As Rapp took the stage at my performance, he received vigorous applause and cheers from the crowd, which I must assume consisted of many former “Rentheads.” I myself am a former “Renthead” who listened to the cast album virtually every day at the age of 14.
As I once told Rapp during an interview, whenever I went to see “Rent” later on during its long Broadway run, I could not get his voice from the cast album, so vibrant and driven and nerd-chic, out of my head. It was as if Rapp was still in the show. (I finally got to see Rapp play Mark when he and Adam Pascal returned to the production in 2007.)
“Without You” is at its best when Rapp relives his journey with “Rent,” including his audition (singing “Losing My Religion” by R.E.M.), the workshop and rehearsal process, the loss of writer Jonathan Larson on the eve of the first Off-Broadway preview performance, and the show’s acclaim and fast transfer to Broadway. Backed by a five-piece band, Rapp also sings through a generous portion of the “Rent” score.

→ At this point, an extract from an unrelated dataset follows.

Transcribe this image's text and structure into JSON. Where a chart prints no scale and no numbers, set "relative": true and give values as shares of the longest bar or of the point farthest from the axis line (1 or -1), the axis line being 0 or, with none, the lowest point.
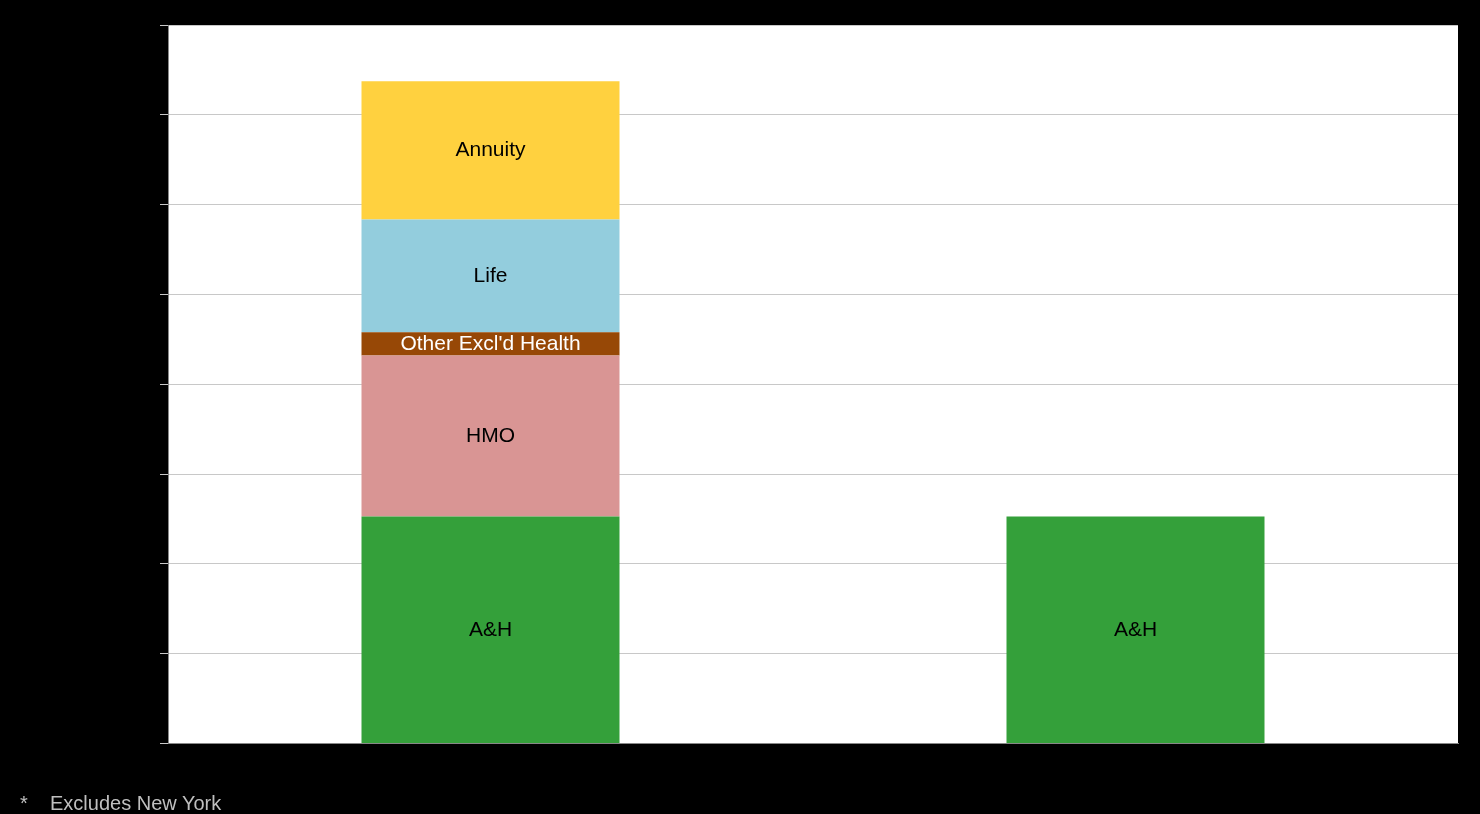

The show is less compelling when Rapp focuses on his relationship with his mother (frequently recreating their one-on-one conversations) and performs original songs by himself and others (which easily suffer by comparison, being shoehorned next to “Seasons of Love” and “One Song Glory”).
One comes away from “Without You” feeling appreciative of Rapp’s vulnerability, direct narrative storytelling, and sweetheart persona — and longing for a revival of “Rent,” which ought to take on new meaning and urgency following the COVID-19 pandemic.
“Without You” is on view now at New World Stages, 340 W. 50th Street. More info at withoutyoumusical.com.